Conference of Mayors Stresses Need for New Round of Stimulus Money
By IAN URBINA
Published: January 21, 2010
WASHINGTON — Saying that last year’s $787 billion economic stimulus plan has failed to ease urban unemployment, the nation’s mayors are asking the federal government for a second wave of stimulus money.
“We need another stimulus infusion, something that most economists say is the only thing that may turn the unemployment rate around,” said Joseph P. Riley Jr., the mayor of Charleston, S.C., and a Democrat.
More than 230 mayors are in Washington for the winter meeting of the United States Conference of Mayors, and many said they had been forced to impose layoffs, furloughs, service reductions and fee increases to deal with falling municipal revenue. The next fiscal year looks even worse, they said.

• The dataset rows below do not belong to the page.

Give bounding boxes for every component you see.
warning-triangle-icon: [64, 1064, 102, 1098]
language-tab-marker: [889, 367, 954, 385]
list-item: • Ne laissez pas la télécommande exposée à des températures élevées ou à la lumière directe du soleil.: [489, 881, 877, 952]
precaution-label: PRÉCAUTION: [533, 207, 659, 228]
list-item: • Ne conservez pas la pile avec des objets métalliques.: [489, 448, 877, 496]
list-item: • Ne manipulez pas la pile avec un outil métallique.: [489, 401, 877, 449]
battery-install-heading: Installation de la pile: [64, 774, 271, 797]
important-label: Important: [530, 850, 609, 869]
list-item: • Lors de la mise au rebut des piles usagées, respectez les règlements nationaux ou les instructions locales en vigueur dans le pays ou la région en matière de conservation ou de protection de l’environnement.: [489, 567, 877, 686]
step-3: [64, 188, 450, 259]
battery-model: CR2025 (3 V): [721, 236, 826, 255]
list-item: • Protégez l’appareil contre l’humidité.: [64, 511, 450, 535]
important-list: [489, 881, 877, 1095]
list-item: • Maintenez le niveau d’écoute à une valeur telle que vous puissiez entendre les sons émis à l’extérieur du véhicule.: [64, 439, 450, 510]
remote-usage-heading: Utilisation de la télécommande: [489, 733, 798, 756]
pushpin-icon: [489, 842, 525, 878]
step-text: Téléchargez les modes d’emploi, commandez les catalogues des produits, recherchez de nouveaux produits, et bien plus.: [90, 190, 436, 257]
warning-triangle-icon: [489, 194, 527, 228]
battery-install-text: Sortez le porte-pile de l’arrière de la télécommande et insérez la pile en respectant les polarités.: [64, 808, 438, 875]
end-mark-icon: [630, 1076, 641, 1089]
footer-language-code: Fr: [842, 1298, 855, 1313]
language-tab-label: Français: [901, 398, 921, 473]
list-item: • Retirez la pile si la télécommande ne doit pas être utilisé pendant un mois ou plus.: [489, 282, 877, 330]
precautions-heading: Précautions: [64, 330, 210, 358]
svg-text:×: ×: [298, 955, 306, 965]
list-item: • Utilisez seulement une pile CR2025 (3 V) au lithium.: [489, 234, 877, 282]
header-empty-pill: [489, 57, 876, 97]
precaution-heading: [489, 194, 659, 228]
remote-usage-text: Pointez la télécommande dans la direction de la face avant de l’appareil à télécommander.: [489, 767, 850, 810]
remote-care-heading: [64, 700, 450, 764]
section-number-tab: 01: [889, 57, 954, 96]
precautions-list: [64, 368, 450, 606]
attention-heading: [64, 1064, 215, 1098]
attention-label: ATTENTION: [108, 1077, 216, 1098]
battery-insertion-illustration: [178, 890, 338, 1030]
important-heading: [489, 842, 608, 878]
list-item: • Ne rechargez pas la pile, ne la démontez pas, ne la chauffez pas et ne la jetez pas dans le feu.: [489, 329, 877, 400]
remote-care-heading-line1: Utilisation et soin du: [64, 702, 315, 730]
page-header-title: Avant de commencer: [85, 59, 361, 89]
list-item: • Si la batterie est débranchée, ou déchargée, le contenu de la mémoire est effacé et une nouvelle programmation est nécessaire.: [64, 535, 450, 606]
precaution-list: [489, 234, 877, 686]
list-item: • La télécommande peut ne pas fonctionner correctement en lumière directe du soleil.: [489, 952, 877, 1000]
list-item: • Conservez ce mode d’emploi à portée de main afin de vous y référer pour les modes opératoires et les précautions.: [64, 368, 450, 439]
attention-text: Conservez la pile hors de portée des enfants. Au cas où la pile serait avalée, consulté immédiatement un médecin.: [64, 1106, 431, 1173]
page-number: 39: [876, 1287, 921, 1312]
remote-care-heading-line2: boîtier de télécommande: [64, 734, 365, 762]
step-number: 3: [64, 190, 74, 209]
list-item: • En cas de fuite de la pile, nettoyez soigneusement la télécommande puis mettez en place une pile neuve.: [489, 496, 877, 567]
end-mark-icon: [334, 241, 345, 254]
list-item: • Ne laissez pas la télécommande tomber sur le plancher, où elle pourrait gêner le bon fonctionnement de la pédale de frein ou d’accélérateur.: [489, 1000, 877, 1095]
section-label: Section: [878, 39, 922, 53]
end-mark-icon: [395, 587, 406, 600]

“We are in the middle of a ‘jobs emergency’ that demands decisive and swift action,” said Elizabeth Kautz, the mayor of Burnsville, Minn., and president of the conference. “We need the Senate to pass a Main Street jobs package now.”
Mayor Kautz is a Republican, and while many Republicans in Congress oppose a second stimulus package, many of the Republican mayors here support it.
President Obama spoke before dozens of the mayors on Thursday, promising “a continued, sustained and relentless effort to create good jobs.”